Interaksi kedua negara ini memicu perubahan kebijakan dagang, di mana Amerika Serikat mulai menerapkan tarif proteksionis untuk melindungi industri domestik. Namun, ketergantungan pada rantai pasok internasional membuat biaya produksi tetap fluktuatif bagi produsen di Amerika.

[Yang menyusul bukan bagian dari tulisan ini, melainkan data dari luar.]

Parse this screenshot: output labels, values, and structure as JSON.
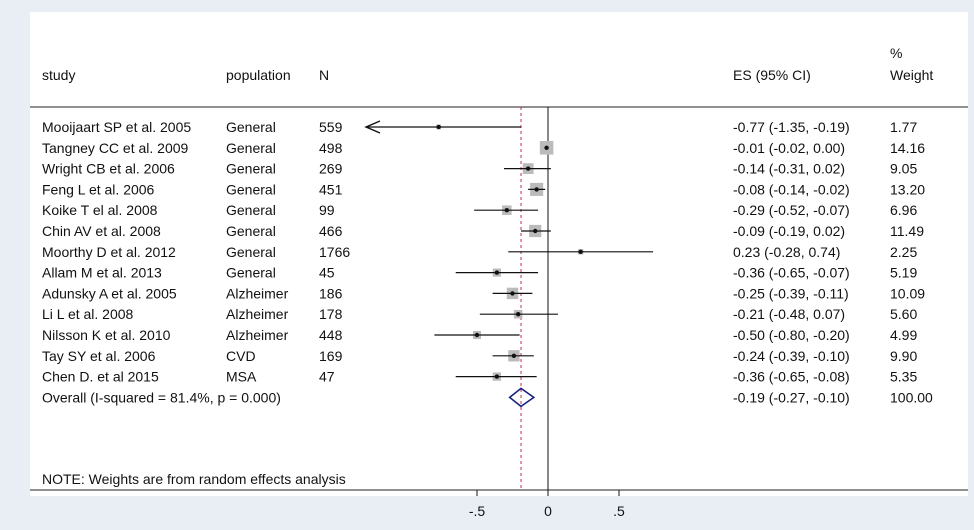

China merespons dinamika ini dengan memperluas jejaring kerja sama ekonomi melalui forum BRICS yang melibatkan Brasil, Rusia, India, dan Afrika Selatan. Langkah tersebut termasuk upaya mendorong penggunaan yuan dalam perdagangan internasional guna mengurangi ketergantungan pada sistem keuangan Barat.

Pergeseran menuju tatanan ekonomi multipolar ini menuntut negara-negara lain, termasuk Indonesia, untuk meningkatkan kualitas sumber daya manusia dan memperkuat industri domestik. Kemampuan adaptasi terhadap perubahan global menjadi kunci utama agar tidak hanya menjadi target pasar bagi kedua negara tersebut.